Mixed noodles with oily pork
By VicentaLakin
Recipe Recommendations
- flour appropriate amount
- mutton appropriate amount
- tomatoes appropriate amount
- onion appropriate amount
- green beans appropriate amount
- green pepper appropriate amount
- tomato sauce appropriate amount
- garlic appropriate amount
- dried red pepper appropriate amount
- red pepper appropriate amount
- peppercorns appropriate amount
- peppercorns appropriate amount
- starch appropriate amount
- soy sauce appropriate amount
- chicken essence appropriate amount
- salt appropriate amount
- vegetable oil appropriate amount
Steps for Mixed noodles with oily pork

1
Ingredients: flour, mutton, onions, green and red peppers, tomatoes, green beans, ketchup, salt, soy sauce, garlic starch, pepper grains, dry red pepper powder
2
Add a small spoonful of salt to the tea bowl, and then add cold boiled water to the bowl. Add salt to the noodles when making mixed noodles in Xinjiang because such noodles taste strong and delicious! Add flour into the basin, gradually pour the salt water from the bowl into the basin and stir, start to mix the dough, take the dough out of the basin and knead it constantly on the chopping board. You can also stop for a few minutes and then knead until the surface is smooth.
3
Then cut the dough into long pieces, knead the long pieces into long strips, place them on a small plate, touch the surface with a layer of clear oil, cover with plastic wrap, and wake up for an hour.
4
Wash the tomatoes and cut them into small pieces, cut the onions into small pieces, cut the green and red peppers into pieces, cut the green beans into shreds, cut the garlic into pieces, and cut the mutton into slices
5
Stir the mutton slices with starch and soy sauce and stand for a while,
6
Pull the prepared dose into a long strip, which is as thin as the tip of chopsticks.

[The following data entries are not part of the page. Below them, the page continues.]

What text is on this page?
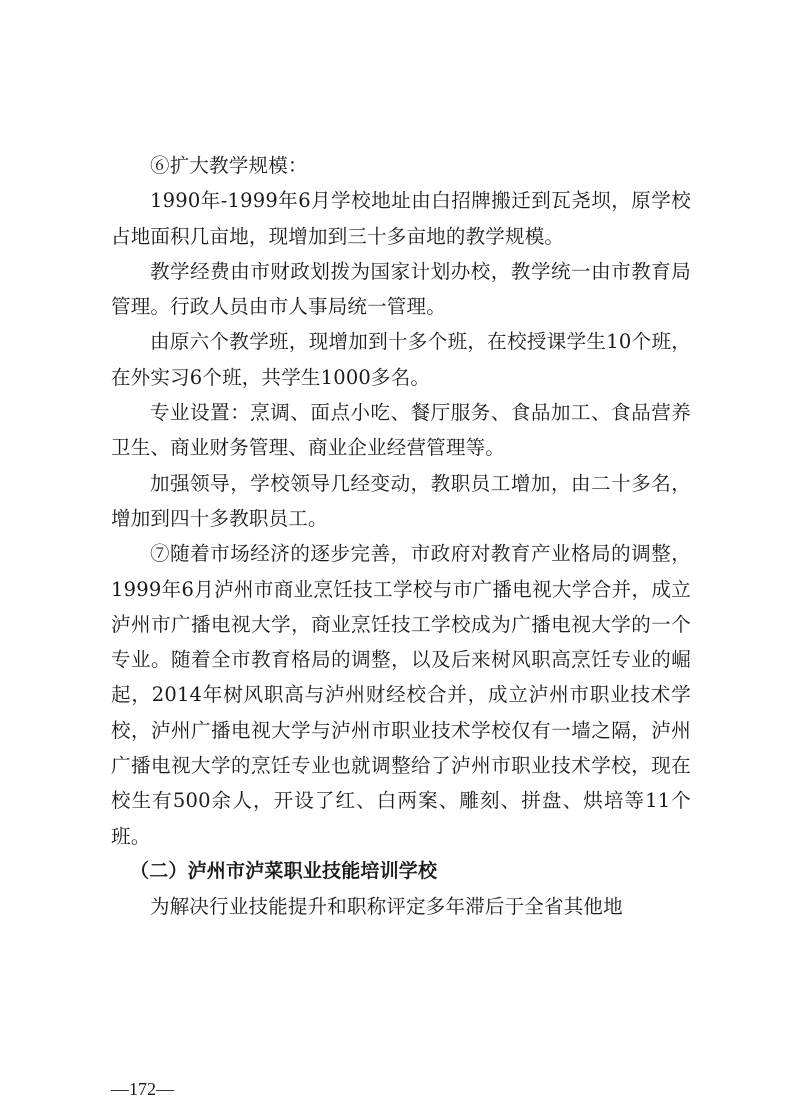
⑥扩大教学规模：

1990年-1999年6月学校地址由白招牌搬迁到瓦尧坝，原学校占地面积几亩地，现增加到三十多亩地的教学规模。

教学经费由市财政划拨为国家计划办校，教学统一由市教育局管理。行政人员由市人事局统一管理。

由原六个教学班，现增加到十多个班，在校授课学生10个班，在外实习6个班，共学生1000多名。

专业设置：烹调、面点小吃、餐厅服务、食品加工、食品营养卫生、商业财务管理、商业企业经营管理等。

加强领导，学校领导几经变动，教职员工增加，由二十多名，增加到四十多教职员工。

⑦随着市场经济的逐步完善，市政府对教育产业格局的调整，1999年6月泸州市商业烹饪技工学校与市广播电视大学合并，成立泸州市广播电视大学，商业烹饪技工学校成为广播电视大学的一个专业。随着全市教育格局的调整，以及后来树风职高烹饪专业的崛起，2014年树风职高与泸州财经校合并，成立泸州市职业技术学校，泸州广播电视大学与泸州市职业技术学校仅有一墙之隔，泸州广播电视大学的烹饪专业也就调整给了泸州市职业技术学校，现在校生有500余人，开设了红、白两案、雕刻、拼盘、烘培等11个班。

（二）泸州市泸菜职业技能培训学校

为解决行业技能提升和职称评定多年滞后于全省其他地

—172—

Pour into a boiling pot of water,
7
Remove it after cooking, rinse it with cold boiling water, drain it with cold water and serve on a plate. You can also eat it directly without cold water to see if you prefer cold noodles or hot noodles.
8
Heat the oil in the pan to 70%, add green and red peppers to the oil, and quickly pick up
9
Leave the oil in the pan, pour in the mutton slices, stir fry, change color, and pick up
10
Leave the bottom oil in the pan (some people will add a little butter to enhance the flavor), add pepper and dry red peppers to fry until fragrant and remove (or not remove), add onion pieces and garlic minced green beans, stir fry in turn
11
Add red persimmon and stir-fry (the tomatoes should be half-rotten and half-rotten), add pepper powder to taste, then add the oiled mutton slices and green and red peppers, stir fry for a while, add salt and chicken essence, stir fry for a few times to mix the flavor well
12
Remove the pan and load the plate
13
When serving, pour the oily meat into the mixed noodles, stir and serve. Bright color, red oil in the soup mouth, and chewy noodlesMixed noodles with oily pork Make Tips
When mixing dough, you should use the right amount of salt. If there is less salt, it will easily break, but if there is too much salt, you cannot open it. The face should not be hard or too soft. After the dough is reconciled, touch the surface with clear oil, cover it with a damp cloth or cover, and leave it for at least half an hour, preferably 2-3 hours. Put whatever you like on the side dishes.